Come non bastasse, é stata depositata ieri alla cancelleria penale del tribunale di Taranto la prima denuncia con la richiesta di contestazione del reato di omicidio volontario con dolo eventuale nei confronti dei rappresentanti dell’Ilva già coinvolti nell’’inchiesta per disastro ambientale. A presentarla l’avvocato Giuseppe Lecce, del foro di Taranto, per conto della figlia di un ex dipendente comunale che ha lavorato con mansioni da giardiniere per 30 anni in un vivaio in contrada Taranto Croce ed è deceduto nel 2006 a causa di un melanoma. Si tratta dello stesso legale che guiderà la class action dei cittadini, per la quale ipotizza una similitudine con il processo Thyssen.
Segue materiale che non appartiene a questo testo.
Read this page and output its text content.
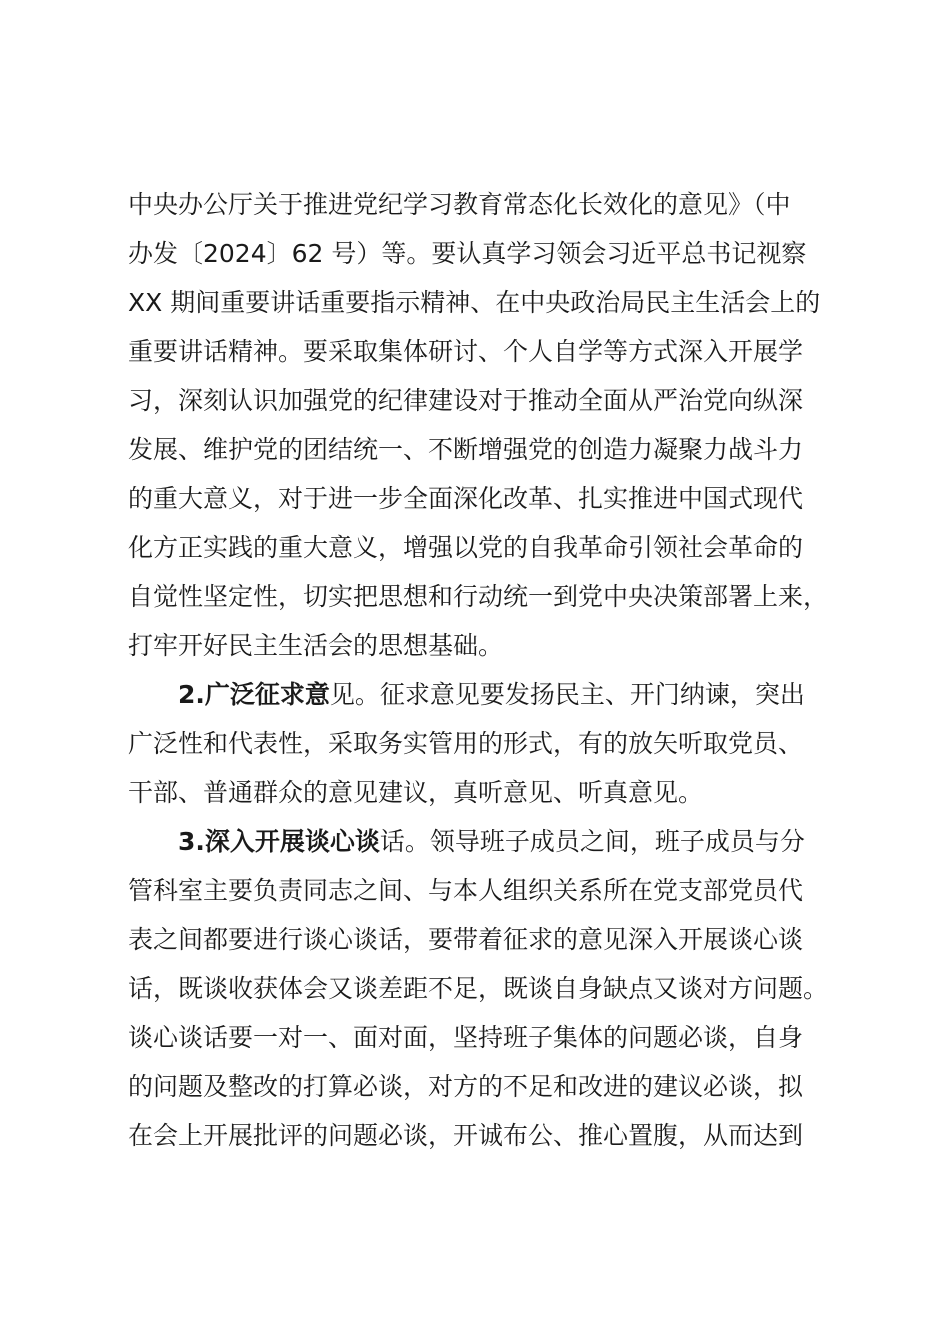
中央办公厅关于推进党纪学习教育常态化长效化的意见》（中
办发〔2024〕62 号）等。要认真学习领会习近平总书记视察
XX 期间重要讲话重要指示精神、在中央政治局民主生活会上的
重要讲话精神。要采取集体研讨、个人自学等方式深入开展学
习，深刻认识加强党的纪律建设对于推动全面从严治党向纵深
发展、维护党的团结统一、不断增强党的创造力凝聚力战斗力
的重大意义，对于进一步全面深化改革、扎实推进中国式现代
化方正实践的重大意义，增强以党的自我革命引领社会革命的
自觉性坚定性，切实把思想和行动统一到党中央决策部署上来，
打牢开好民主生活会的思想基础。
2.广泛征求意见。征求意见要发扬民主、开门纳谏，突出
广泛性和代表性，采取务实管用的形式，有的放矢听取党员、
干部、普通群众的意见建议，真听意见、听真意见。
3.深入开展谈心谈话。领导班子成员之间，班子成员与分
管科室主要负责同志之间、与本人组织关系所在党支部党员代
表之间都要进行谈心谈话，要带着征求的意见深入开展谈心谈
话，既谈收获体会又谈差距不足，既谈自身缺点又谈对方问题。
谈心谈话要一对一、面对面，坚持班子集体的问题必谈，自身
的问题及整改的打算必谈，对方的不足和改进的建议必谈，拟
在会上开展批评的问题必谈，开诚布公、推心置腹，从而达到
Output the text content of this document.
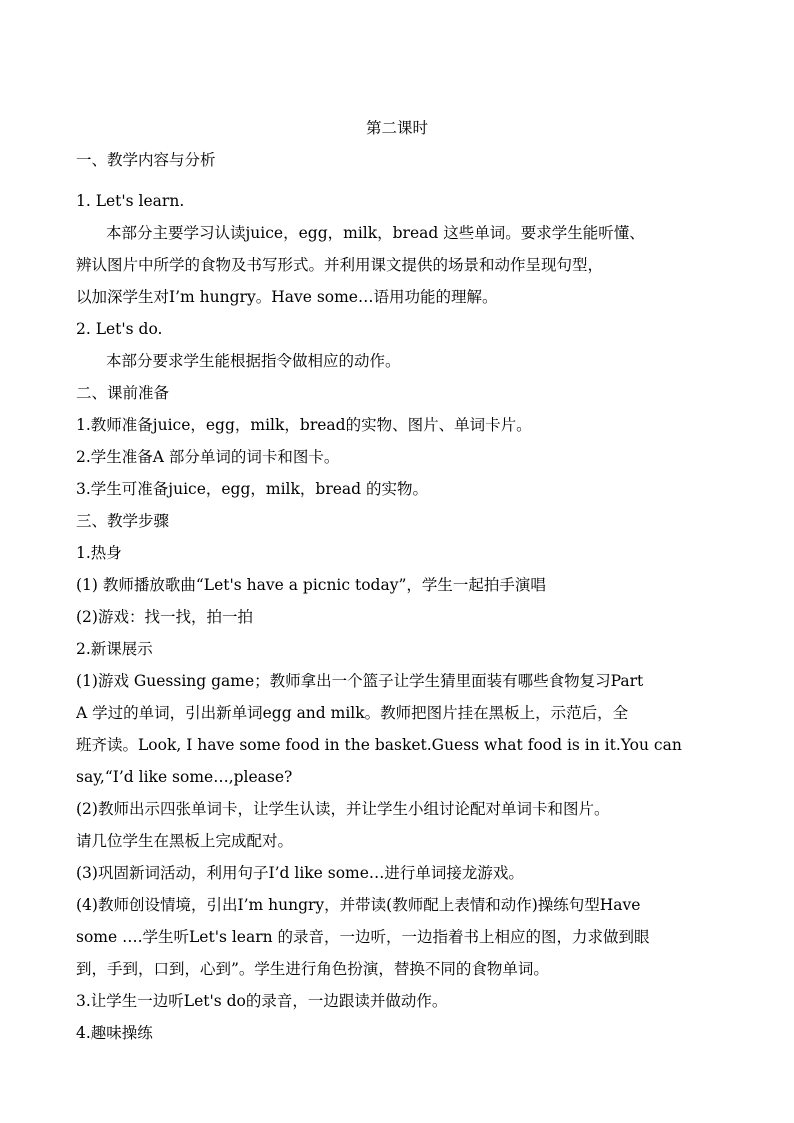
第二课时
一、教学内容与分析
1. Let's learn.
本部分主要学习认读juice，egg，milk，bread 这些单词。要求学生能听懂、
辨认图片中所学的食物及书写形式。并利用课文提供的场景和动作呈现句型，
以加深学生对I’m hungry。Have some…语用功能的理解。
2. Let's do.
本部分要求学生能根据指令做相应的动作。
二、课前准备
1.教师准备juice，egg，milk，bread的实物、图片、单词卡片。
2.学生准备A 部分单词的词卡和图卡。
3.学生可准备juice，egg，milk，bread 的实物。
三、教学步骤
1.热身
(1) 教师播放歌曲“Let's have a picnic today”，学生一起拍手演唱
(2)游戏：找一找，拍一拍
2.新课展示
(1)游戏 Guessing game；教师拿出一个篮子让学生猜里面装有哪些食物复习Part
A 学过的单词，引出新单词egg and milk。教师把图片挂在黑板上，示范后，全
班齐读。Look, I have some food in the basket.Guess what food is in it.You can
say,“I’d like some…,please?
(2)教师出示四张单词卡，让学生认读，并让学生小组讨论配对单词卡和图片。
请几位学生在黑板上完成配对。
(3)巩固新词活动，利用句子I’d like some…进行单词接龙游戏。
(4)教师创设情境，引出I’m hungry，并带读(教师配上表情和动作)操练句型Have
some ….学生听Let's learn 的录音，一边听，一边指着书上相应的图，力求做到眼
到，手到，口到，心到”。学生进行角色扮演，替换不同的食物单词。
3.让学生一边听Let's do的录音，一边跟读并做动作。
4.趣味操练
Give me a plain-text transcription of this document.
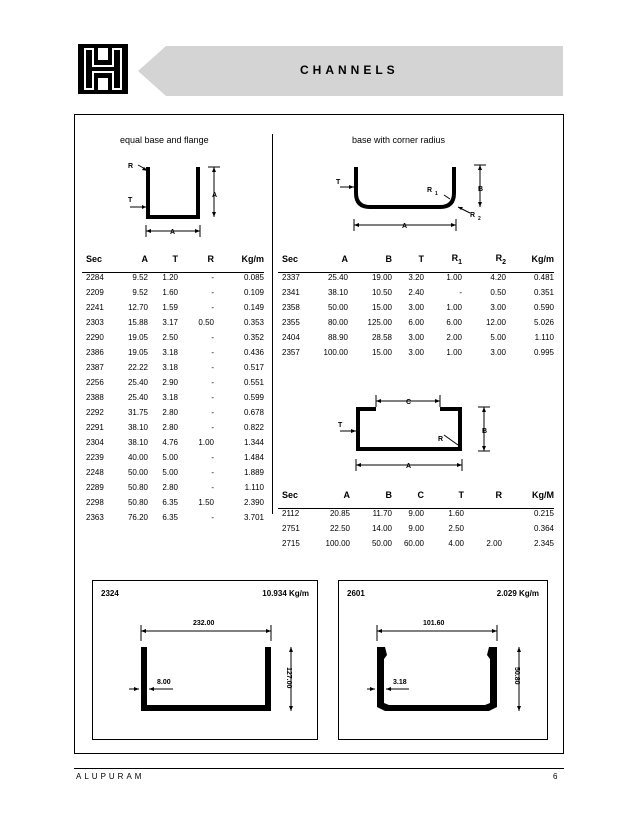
CHANNELS
equal base and flange
R
T
A
A
Sec	A	T	R	Kg/m
2284	9.52	1.20	-	0.085
2209	9.52	1.60	-	0.109
2241	12.70	1.59	-	0.149
2303	15.88	3.17	0.50	0.353
2290	19.05	2.50	-	0.352
2386	19.05	3.18	-	0.436
2387	22.22	3.18	-	0.517
2256	25.40	2.90	-	0.551
2388	25.40	3.18	-	0.599
2292	31.75	2.80	-	0.678
2291	38.10	2.80	-	0.822
2304	38.10	4.76	1.00	1.344
2239	40.00	5.00	-	1.484
2248	50.00	5.00	-	1.889
2289	50.80	2.80	-	1.110
2298	50.80	6.35	1.50	2.390
2363	76.20	6.35	-	3.701
base with corner radius
T
R 1
R 2
B
A
Sec	A	B	T	$R_1$	$R_2$	Kg/m
2337	25.40	19.00	3.20	1.00	4.20	0.481
2341	38.10	10.50	2.40	-	0.50	0.351
2358	50.00	15.00	3.00	1.00	3.00	0.590
2355	80.00	125.00	6.00	6.00	12.00	5.026
2404	88.90	28.58	3.00	2.00	5.00	1.110
2357	100.00	15.00	3.00	1.00	3.00	0.995
C
T
R
B
A
Sec	A	B	C	T	R	Kg/M
2112	20.85	11.70	9.00	1.60		0.215
2751	22.50	14.00	9.00	2.50		0.364
2715	100.00	50.00	60.00	4.00	2.00	2.345
2324	10.934 Kg/m
232.00
8.00	127.00
2601	2.029 Kg/m
101.60
3.18	50.80
ALUPURAM	6
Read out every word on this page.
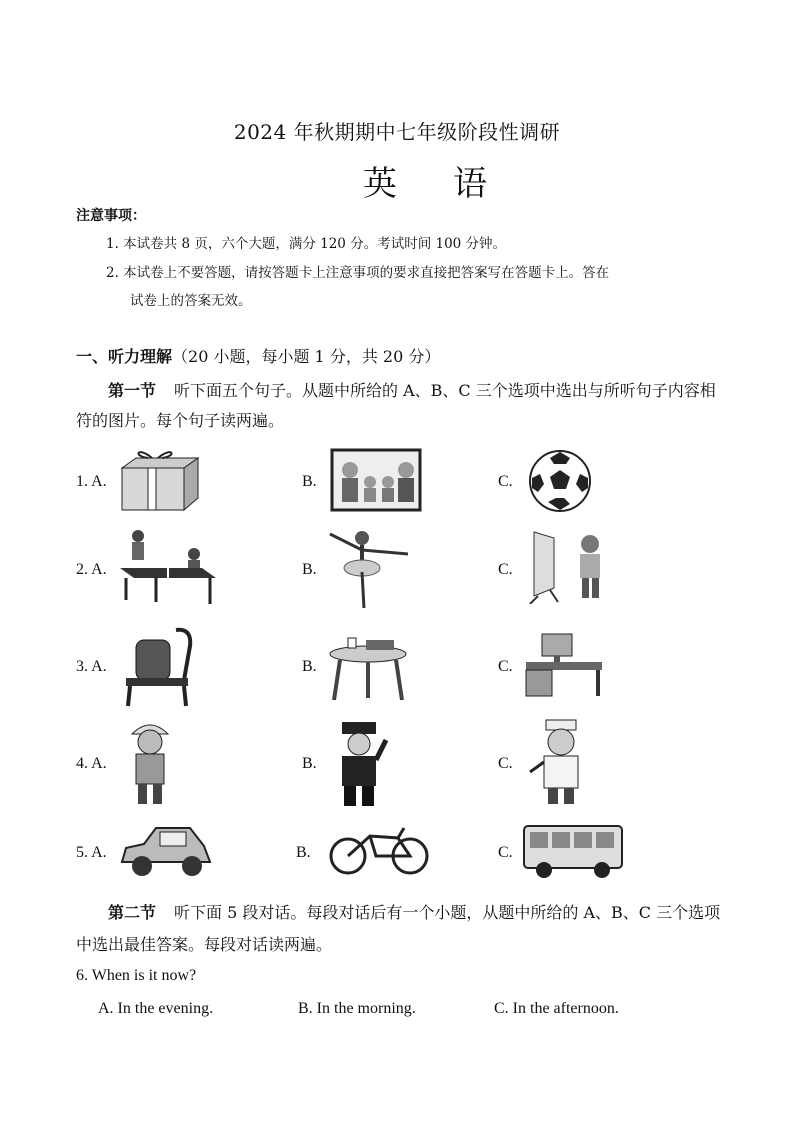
2024 年秋期期中七年级阶段性调研
英语
注意事项：
1. 本试卷共 8 页，六个大题，满分 120 分。考试时间 100 分钟。
2. 本试卷上不要答题，请按答题卡上注意事项的要求直接把答案写在答题卡上。答在
试卷上的答案无效。
一、听力理解（20 小题，每小题 1 分，共 20 分）
第一节 听下面五个句子。从题中所给的 A、B、C 三个选项中选出与所听句子内容相符的图片。每个句子读两遍。
1. A.	B.	C.
2. A.	B.	C.
3. A.	B.	C.
4. A.	B.	C.
5. A.	B.	C.
第二节 听下面 5 段对话。每段对话后有一个小题，从题中所给的 A、B、C 三个选项中选出最佳答案。每段对话读两遍。
6. When is it now?
A. In the evening.	B. In the morning.	C. In the afternoon.
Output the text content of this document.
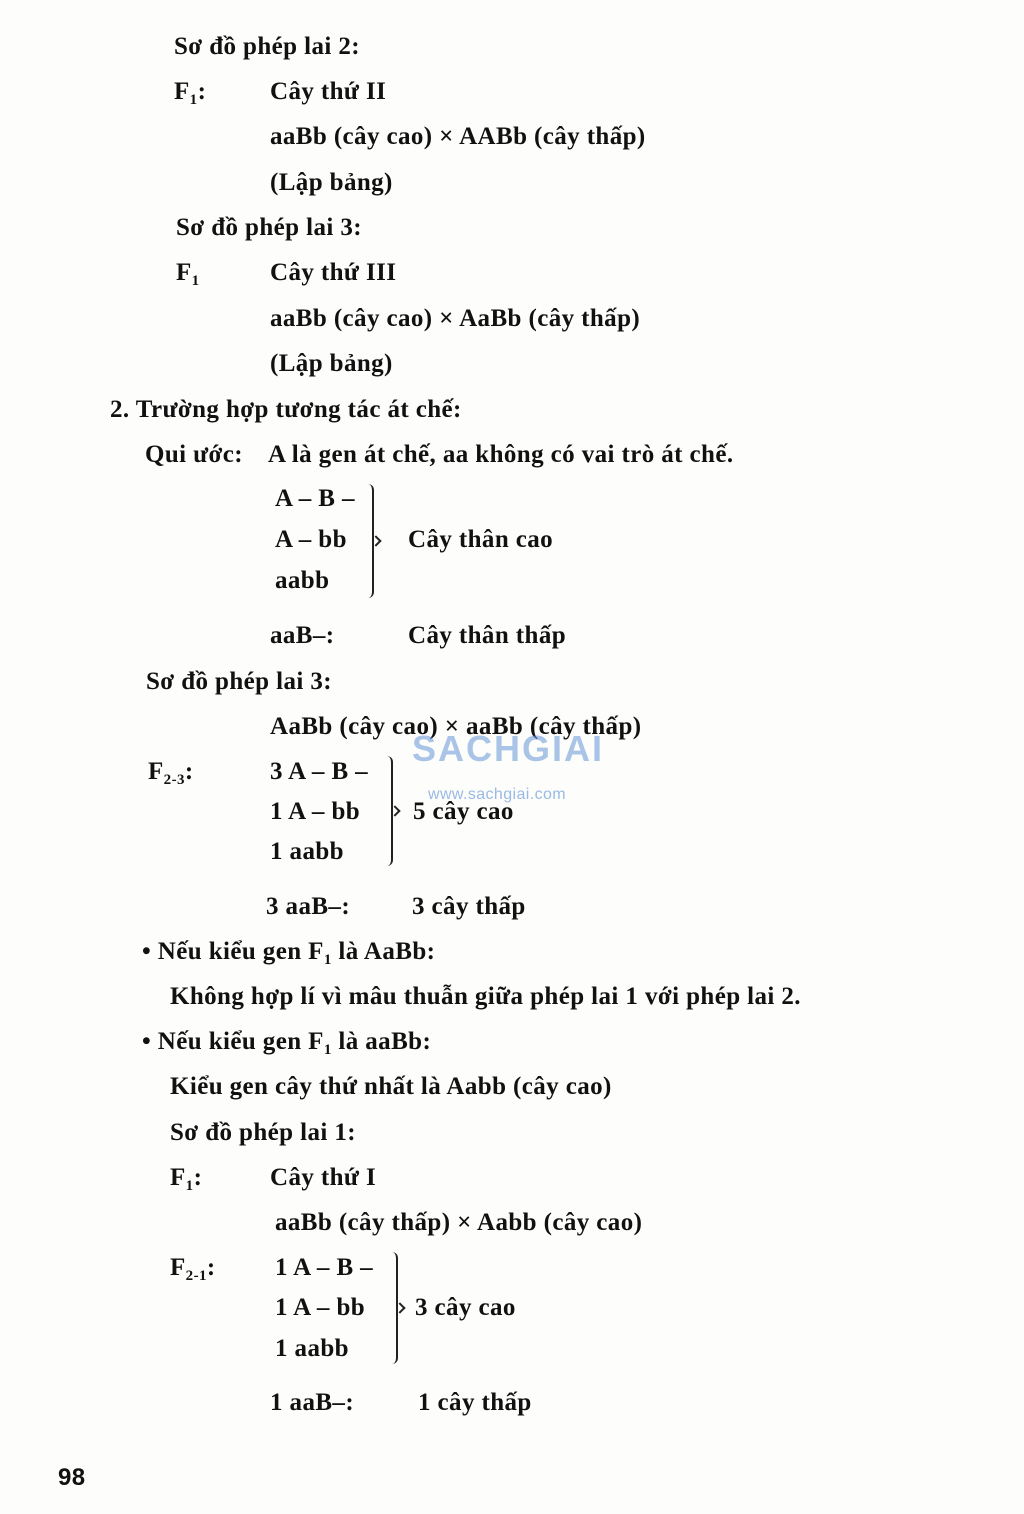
Sơ đồ phép lai 2:
$F_1$:	Cây thứ II
aaBb (cây cao) × AABb (cây thấp)
(Lập bảng)
Sơ đồ phép lai 3:
$F_1$	Cây thứ III
aaBb (cây cao) × AaBb (cây thấp)
(Lập bảng)
2. Trường hợp tương tác át chế:
Qui ước: A là gen át chế, aa không có vai trò át chế.
A – B –
A – bb
aabb
Cây thân cao
aaB–:	Cây thân thấp
Sơ đồ phép lai 3:
AaBb (cây cao) × aaBb (cây thấp)
SACHGIAI
www.sachgiai.com
$F_{2-3}$:	3 A – B –
1 A – bb
1 aabb
5 cây cao
3 aaB–: 3 cây thấp
• Nếu kiểu gen $F_1$ là AaBb:
Không hợp lí vì mâu thuẫn giữa phép lai 1 với phép lai 2.
• Nếu kiểu gen $F_1$ là aaBb:
Kiểu gen cây thứ nhất là Aabb (cây cao)
Sơ đồ phép lai 1:
$F_1$:	Cây thứ I
aaBb (cây thấp) × Aabb (cây cao)
$F_{2-1}$: 1 A – B –
1 A – bb
1 aabb
3 cây cao
1 aaB–:	1 cây thấp
98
A completare la giornata, la responsabile controllo spesa farmaceutica della Asl di Taranto, Rossella Moscogiuri, che nel corso del congresso della Federazione italiana medici di medicina generale (Fimmg) a Villasimius, ha reso noto alcuni dati relativi al primo semestre del 2012, “nel quale si è registrato un drastico aumento di ricoveri per patologie tumorali su tutto il territorio della Asl di Taranto, pari a un +50% rispetto al primo semestre del 2011”. Rilevando che in oncologia si registra “un aumento del 60% di day hospital e del 40% di accessi ambulatoriali”. A Taranto “si registra un’alta percentuale di patologie respiratorie insieme a una più alta spesa farmaceutica rispetto alla media nazionale”. La Moscagiuri ha anche spiegato che la Asl di Taranto ha avviato uno studio comparativo con altre Asl di Veneto, Toscana e Abruzzo: “Dai primi dati risulta che a Taranto il 3,3% della popolazione soffre di grave patologia respiratoria, contro l’1,8% di Verona e il 2,3% di Teramo”.